Abstract

INTRODUCTION:

Serum proteomics and mutations in the epidermal growth factor receptor (EGFR) and KRAS have been associated with benefit after therapy with EGFR-targeted therapies in non-small cell lung cancer, but all three have not been evaluated in any one study.

HYPOTHESIS:

Pretreatment serum proteomics predicts survival in Western advanced non-small cell lung cancer patients with wild-type EGFR and independent of KRAS mutation status.

METHODS:

We analyzed available biospecimens from Eastern Cooperative Oncology Group 3503, a single-arm phase II study of erlotinib in first-line advanced lung cancer, for proteomics signatures in the previously described serum matrix-assisted laser desorption ionization proteomic classifier (VeriStrat) as well as for KRAS and EGFR mutations.

RESULTS:

Out of 137 enrolled patients, analyzable biologic samples were available on 102. Nine of 41 (22%) demonstrated KRAS mutations and 3 of 41 (7%) harbored EGFR mutations.
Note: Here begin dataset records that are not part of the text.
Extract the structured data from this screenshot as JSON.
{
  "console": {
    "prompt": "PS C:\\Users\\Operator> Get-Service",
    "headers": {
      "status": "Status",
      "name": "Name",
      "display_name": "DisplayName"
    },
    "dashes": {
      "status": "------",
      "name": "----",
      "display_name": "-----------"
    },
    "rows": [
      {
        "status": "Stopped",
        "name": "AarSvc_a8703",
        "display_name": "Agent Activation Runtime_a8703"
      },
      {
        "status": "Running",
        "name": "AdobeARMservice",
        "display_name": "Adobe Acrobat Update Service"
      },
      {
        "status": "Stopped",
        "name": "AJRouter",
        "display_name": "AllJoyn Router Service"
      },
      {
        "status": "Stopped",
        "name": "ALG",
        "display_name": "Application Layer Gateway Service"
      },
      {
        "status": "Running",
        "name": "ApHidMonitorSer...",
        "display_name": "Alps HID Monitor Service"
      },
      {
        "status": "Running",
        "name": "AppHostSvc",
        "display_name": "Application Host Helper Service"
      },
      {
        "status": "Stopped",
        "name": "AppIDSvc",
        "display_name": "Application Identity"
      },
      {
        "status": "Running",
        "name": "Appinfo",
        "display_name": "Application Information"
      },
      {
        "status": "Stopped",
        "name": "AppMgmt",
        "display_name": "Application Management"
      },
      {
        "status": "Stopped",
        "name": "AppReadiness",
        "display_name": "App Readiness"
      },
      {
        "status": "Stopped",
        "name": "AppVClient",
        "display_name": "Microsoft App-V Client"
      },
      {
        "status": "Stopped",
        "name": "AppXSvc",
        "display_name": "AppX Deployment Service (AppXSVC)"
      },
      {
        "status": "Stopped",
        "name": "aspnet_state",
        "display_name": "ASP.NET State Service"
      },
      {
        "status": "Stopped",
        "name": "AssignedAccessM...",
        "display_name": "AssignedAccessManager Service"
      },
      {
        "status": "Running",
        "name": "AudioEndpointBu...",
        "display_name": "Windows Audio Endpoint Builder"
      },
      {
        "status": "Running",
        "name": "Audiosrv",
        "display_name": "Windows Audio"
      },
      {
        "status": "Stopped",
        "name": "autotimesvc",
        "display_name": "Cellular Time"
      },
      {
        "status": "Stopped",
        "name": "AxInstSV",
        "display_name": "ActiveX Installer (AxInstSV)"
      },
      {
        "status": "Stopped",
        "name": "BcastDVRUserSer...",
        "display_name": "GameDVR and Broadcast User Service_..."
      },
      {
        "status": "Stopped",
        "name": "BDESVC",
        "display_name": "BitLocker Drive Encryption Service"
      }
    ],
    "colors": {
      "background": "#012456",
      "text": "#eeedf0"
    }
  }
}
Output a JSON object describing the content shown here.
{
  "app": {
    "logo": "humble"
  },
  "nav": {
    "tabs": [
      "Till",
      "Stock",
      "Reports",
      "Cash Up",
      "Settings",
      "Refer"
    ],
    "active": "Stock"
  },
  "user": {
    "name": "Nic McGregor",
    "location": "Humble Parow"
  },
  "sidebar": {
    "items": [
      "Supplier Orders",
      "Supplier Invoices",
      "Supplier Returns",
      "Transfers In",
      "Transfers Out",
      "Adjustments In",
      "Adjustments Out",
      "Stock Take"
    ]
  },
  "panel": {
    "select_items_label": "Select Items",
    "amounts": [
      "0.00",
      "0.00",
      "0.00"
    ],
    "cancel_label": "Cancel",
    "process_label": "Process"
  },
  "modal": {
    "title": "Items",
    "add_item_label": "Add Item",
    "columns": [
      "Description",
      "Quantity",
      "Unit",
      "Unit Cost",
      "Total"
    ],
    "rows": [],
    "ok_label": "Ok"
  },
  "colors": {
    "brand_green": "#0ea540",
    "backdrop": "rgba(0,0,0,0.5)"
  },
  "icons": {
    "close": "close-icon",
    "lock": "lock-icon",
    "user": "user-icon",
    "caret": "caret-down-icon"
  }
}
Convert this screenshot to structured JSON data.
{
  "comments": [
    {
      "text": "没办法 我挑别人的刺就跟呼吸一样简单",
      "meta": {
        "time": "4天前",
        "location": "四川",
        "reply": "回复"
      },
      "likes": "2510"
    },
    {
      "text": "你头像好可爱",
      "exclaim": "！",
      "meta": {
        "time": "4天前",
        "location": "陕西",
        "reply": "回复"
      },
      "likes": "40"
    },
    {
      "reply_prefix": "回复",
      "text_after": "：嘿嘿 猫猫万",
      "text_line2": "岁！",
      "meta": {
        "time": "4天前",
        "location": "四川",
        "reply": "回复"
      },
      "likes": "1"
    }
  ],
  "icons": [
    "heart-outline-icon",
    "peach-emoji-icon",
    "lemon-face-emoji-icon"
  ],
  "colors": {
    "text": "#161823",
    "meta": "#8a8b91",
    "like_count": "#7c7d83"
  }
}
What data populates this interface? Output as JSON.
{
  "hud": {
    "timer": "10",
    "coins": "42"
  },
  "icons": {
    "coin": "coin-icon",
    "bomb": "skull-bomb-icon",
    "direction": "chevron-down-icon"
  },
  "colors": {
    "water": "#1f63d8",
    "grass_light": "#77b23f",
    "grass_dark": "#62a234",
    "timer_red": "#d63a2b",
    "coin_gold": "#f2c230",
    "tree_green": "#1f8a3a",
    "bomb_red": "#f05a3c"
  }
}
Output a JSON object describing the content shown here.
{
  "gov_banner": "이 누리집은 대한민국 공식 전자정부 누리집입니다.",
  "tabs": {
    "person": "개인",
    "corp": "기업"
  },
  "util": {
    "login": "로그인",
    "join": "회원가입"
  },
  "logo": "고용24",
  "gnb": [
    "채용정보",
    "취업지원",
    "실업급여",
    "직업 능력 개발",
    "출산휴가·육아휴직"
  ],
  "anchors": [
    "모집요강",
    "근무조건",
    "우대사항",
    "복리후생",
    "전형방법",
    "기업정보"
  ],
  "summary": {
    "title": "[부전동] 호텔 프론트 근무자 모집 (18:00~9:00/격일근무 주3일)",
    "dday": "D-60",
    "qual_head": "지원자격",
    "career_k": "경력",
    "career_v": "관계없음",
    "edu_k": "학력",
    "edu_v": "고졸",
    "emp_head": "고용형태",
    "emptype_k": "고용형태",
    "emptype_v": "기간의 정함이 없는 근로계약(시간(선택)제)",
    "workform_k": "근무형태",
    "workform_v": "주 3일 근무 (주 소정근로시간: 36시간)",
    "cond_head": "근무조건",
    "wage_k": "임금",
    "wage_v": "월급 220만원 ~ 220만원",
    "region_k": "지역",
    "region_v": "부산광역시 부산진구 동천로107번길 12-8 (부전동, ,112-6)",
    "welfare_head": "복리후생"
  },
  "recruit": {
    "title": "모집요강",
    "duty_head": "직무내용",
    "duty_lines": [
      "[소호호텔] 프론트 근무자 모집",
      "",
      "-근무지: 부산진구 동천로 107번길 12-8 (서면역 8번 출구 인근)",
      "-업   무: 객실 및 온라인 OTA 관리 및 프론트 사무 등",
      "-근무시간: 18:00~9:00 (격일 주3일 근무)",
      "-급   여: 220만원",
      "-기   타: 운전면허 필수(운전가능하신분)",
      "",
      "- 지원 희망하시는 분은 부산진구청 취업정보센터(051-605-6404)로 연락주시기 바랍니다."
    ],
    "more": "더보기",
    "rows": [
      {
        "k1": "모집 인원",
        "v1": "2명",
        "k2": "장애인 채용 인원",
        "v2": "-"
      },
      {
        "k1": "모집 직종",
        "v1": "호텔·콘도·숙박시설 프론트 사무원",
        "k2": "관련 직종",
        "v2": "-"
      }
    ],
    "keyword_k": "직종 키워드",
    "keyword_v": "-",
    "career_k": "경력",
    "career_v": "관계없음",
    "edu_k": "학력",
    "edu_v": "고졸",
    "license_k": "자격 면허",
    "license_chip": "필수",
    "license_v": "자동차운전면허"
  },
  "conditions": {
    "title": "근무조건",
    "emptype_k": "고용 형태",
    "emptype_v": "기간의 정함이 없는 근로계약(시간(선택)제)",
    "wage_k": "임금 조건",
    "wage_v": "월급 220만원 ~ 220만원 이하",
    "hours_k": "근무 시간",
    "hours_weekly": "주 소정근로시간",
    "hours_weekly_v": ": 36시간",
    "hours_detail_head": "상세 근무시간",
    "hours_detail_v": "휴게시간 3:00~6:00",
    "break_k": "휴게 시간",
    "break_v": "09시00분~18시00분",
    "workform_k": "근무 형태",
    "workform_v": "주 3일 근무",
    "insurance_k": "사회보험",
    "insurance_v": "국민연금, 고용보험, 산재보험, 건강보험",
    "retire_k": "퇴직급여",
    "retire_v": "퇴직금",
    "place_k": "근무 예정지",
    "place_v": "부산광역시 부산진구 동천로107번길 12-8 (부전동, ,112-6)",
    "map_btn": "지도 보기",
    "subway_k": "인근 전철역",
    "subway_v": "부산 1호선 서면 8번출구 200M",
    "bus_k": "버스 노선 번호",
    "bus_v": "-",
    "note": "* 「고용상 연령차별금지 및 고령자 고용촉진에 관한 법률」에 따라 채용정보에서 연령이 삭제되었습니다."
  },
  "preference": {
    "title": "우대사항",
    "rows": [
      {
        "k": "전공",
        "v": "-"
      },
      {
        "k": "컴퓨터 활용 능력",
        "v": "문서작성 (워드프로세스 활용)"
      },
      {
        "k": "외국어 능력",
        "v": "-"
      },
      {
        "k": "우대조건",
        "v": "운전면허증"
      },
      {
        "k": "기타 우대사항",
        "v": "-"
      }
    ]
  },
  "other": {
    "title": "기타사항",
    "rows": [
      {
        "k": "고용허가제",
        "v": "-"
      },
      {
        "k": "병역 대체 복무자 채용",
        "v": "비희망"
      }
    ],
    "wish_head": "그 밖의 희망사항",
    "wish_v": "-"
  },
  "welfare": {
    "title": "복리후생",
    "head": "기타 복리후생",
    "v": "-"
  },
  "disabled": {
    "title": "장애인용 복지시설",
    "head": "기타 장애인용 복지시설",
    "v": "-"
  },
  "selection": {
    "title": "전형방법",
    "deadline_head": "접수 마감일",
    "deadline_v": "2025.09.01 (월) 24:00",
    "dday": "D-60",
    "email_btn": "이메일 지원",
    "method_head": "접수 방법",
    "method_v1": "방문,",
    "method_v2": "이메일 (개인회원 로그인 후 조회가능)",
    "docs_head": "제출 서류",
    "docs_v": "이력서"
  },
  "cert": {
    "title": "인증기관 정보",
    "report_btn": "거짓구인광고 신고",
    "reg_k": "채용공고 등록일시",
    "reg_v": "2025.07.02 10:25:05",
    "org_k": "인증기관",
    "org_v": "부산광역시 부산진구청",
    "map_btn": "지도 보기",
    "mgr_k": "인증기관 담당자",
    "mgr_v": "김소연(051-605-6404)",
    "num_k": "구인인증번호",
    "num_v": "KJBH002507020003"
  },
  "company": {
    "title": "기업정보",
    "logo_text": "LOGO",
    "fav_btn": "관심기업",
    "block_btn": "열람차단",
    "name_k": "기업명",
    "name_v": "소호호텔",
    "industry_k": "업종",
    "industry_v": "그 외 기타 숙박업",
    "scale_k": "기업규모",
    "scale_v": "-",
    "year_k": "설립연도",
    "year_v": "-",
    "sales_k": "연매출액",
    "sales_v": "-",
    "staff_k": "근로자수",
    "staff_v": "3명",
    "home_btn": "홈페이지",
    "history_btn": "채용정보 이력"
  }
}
VeriStrat classification identified 64 of 88 (73%) as predicted to have "good" and 24 of 88 (27%) predicted to have "poor" outcomes. A statistically significant correlation of VeriStrat status (p < 0.001) was found with survival. EGFR mutations, but not KRAS mutations, also correlated with survival.

CONCLUSIONS:

The previously defined matrix-assisted laser desorption ionization predictor remains a potent and highly clinically significant predictor of survival after first-line treatment with erlotinib in patients with wild-type EGFR and independent of mutations in KRAS.